(ABC4 Utah) Treatment for cancer is often physically and emotionally draining, but a creative program at Intermountain LDS Hospital is easing the emotional challenges for bone marrow transplant patients.

The treatment for these cancer patients often requires prolonged isolation for weeks at the hospital, away from everyday life, adding emotional challenges to a long recovery.

This unique program, called “The Joy and Wellness Program,” involves activities like arts and crafts projects, virtual reality, yoga, games, and music – four or five afternoons a week on the Bone Marrow Transplant unit.

“It’s a diversion designed to keep the mind and body active,” said Charlene Clayton, recreational therapist at Intermountain Healthcare’s LDS Hospital. “We try to recreate patients’ hobbies and interests in the hospital setting, to help normalize the experience for them while they’re away from home. Joy and wellness is our objective.”

Clayton has also created a space for patients to connect and engage with each other or family members while participating in something hands on. She often finds herself working with 20-30 patients each day.

Four years ago, a former patient who wanted to improve the isolating experience, created and funded the program. Generous philanthropy efforts keep the program running.

This unique approach to recovery and healing is also specifically designed for bone marrow transplant patients.

Fredy Arroyo, who has acute lymphocytic leukemia (ALL), and travels to Utah from his Las Vegas home, has participated in the program numerous times while going through 28-day hospital stays for continuous inpatient infusion.

Arroyo says he likes the variety of activities – especially tie dye – and the positive connection he makes with others in recreational therapy. 

“When I go to the hospital for treatment, I’m by myself and away from family. Nobody can go with me. It’s nice to go out there and talk to other patients,” said Arroyo. “I always try to make jokes.
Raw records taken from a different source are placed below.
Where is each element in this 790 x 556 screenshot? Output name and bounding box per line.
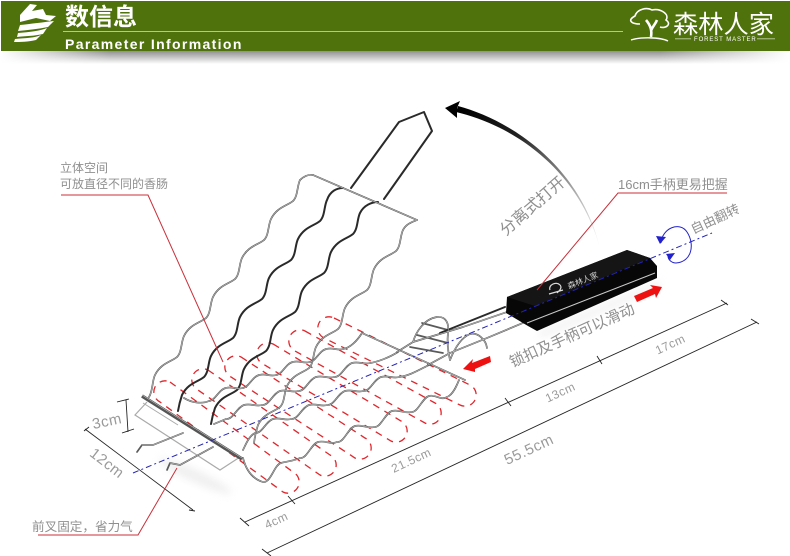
- callout: front fork: [32, 468, 177, 535]
- callout: adjustable space: [60, 160, 223, 362]
- dimension labels: [86, 331, 687, 532]
- arrow: slide right: [634, 285, 662, 302]
- label: 21.5cm: 21.5cm: [389, 445, 433, 476]
- callout: adjustable space: 立体空间: [60, 160, 108, 175]
- header shadow: [0, 51, 790, 64]
- label: separate opening: 分离式打开: [497, 173, 569, 239]
- sausage zones: red dashed capsules: [154, 317, 476, 493]
- front rail and fork: [135, 395, 242, 470]
- label: 4cm: 4cm: [262, 509, 290, 532]
- brand logo: [631, 9, 775, 43]
- label: 17cm: 17cm: [653, 331, 687, 357]
- icon: tree: [631, 9, 668, 41]
- icon: handle tree: [549, 283, 563, 294]
- soft ground shadow: [156, 454, 234, 498]
- label: 12cm: 12cm: [86, 445, 127, 482]
- label: sliding lock: 锁扣及手柄可以滑动: [507, 301, 637, 371]
- heading: english title: Parameter Information: [65, 36, 243, 52]
- header banner: [0, 1, 790, 64]
- rotation axis: blue dashed line: [133, 233, 712, 473]
- arrow: slide left: [463, 356, 491, 372]
- handle logo: 森林人家: [566, 270, 599, 291]
- icon: section logo: [14, 4, 56, 42]
- lower wire frame: [184, 333, 465, 482]
- handle: [506, 250, 660, 335]
- upper wire frame: [149, 112, 432, 443]
- brand name: 森林人家: [673, 11, 774, 39]
- label: 55.5cm: 55.5cm: [502, 431, 557, 469]
- callout: front fork: 前叉固定，省力气: [32, 519, 133, 534]
- callout: adjustable space: 可放直径不同的香肠: [60, 176, 168, 191]
- handle shadow: [540, 284, 660, 335]
- sliding lock and rods: [397, 307, 530, 365]
- label: 13cm: 13cm: [543, 379, 577, 405]
- product: wire basket: [135, 112, 530, 498]
- brand tagline: FOREST MASTER: [694, 37, 757, 43]
- arrow: opening arc: [445, 101, 600, 248]
- callout: handle grip: 16cm手柄更易把握: [618, 177, 728, 192]
- dimension lines: [84, 300, 759, 556]
- arrow: rotation circle: [656, 227, 691, 263]
- label: 3cm: 3cm: [91, 410, 123, 433]
- heading: chinese title: 数信息: [65, 4, 137, 31]
- callout: handle grip: [537, 177, 728, 290]
- label: free rotation: 自由翻转: [688, 201, 742, 237]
It makes my day go easier, and helps me feel normal.”

The positive interaction, fun activities, caring effort and hopeful tones from caregivers create a welcoming place for Arroyo and patients like him who need extended care. 

For patient, Karina Rivera, 28, who participated in the program during the holidays, says painting, puzzling, sewing ugly Christmas sweaters, and just laughing with other patients provided an escape from reality. 

Rivera says she loved concentrating on something other than her cancer diagnosis and treatment.

“Charlene, the nurses, and really everyone tries to make me as comfortable as they can,” said Arroyo. “It keeps my self-esteem up and helps me feel confident in myself. That makes me feel great and lets me know I’m in the right place.”